Devo dizer que não foi uma leitura fácil para mim, apesar do livro ter fácil leitura, no geral. Demorei para me conectar ao livro, para entender do que se tratava. Não costumo ler as sinopses antes, só me jogo de cabeça. E minha falta de conhecimento e de vivência com a cultura apresentada pela autora em suas páginas foi algo que me pegou logo de cara, mas que depois foi se aliviando…. O livro é uma porta de entrada, um convite para que você mergulhe e conheça a cultura, o cotidiano, os costumes. Parecia que, a cada conto, eu estava ali, ao lado da autora, enquanto ela ouvia essas histórias da boca das próprias personagens. Me senti um ouvinte atento, me senti no Cariri mesmo sem nunca ter pisado lá.

A narrativa de Jarid tem esse poder de nos transportar. De nos fazer imaginar, de nos fazer ouvir as vozes de cada personagem. As crônicas chocam. Eu não esperava uma senhora católica experimentar pílulas de uma droga suspeita que a fizeram enxergar padre Cícero. Eu não esperava conhecer uma enfermeira que teve que abandonar os pais para estudar e poder se autorizar a gostar de outras mulheres. Eu não esperava, tampouco, me encontrar nas palavras de Jarid da mesma forma que me encontrei nas palavras de Clarice Lispector anos atrás nas aulas de literatura. Ao mesmo tempo em que fui ouvinte, também me senti um pouco personagem.
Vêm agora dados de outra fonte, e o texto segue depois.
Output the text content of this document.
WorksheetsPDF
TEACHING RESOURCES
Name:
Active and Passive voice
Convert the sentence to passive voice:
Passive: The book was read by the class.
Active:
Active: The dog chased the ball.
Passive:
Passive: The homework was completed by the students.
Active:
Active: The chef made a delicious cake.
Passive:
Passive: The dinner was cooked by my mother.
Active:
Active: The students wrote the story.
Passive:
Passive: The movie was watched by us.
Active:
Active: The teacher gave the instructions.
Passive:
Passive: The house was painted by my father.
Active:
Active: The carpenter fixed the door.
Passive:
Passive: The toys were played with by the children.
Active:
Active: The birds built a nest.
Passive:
Entre todas as histórias, duas me marcaram muito. Cachorro de quintal, que trata sobre uma relação entre os animais de estimação e como eles passam a ser figuras importantes nas nossas vidas. Ainda mais eu, que trato o Pirata, meu cachorro, como se fosse um filho. Mas não foi sempre assim, e esse conto me fez refletir sobre o meu passado e minha relação com os cães que não eram meus, porque eu era criança. Eram dos meus pais e eu não podia trata-los da maneira com a qual eu julgava correta. Tinha que ser à maneira deles.

No dia, me dei a desculpa de que não valia a pena arriscar minha segurança por causa de um cachorro. Porque com cachorro era assim mesmo. As pessoas faziam isso.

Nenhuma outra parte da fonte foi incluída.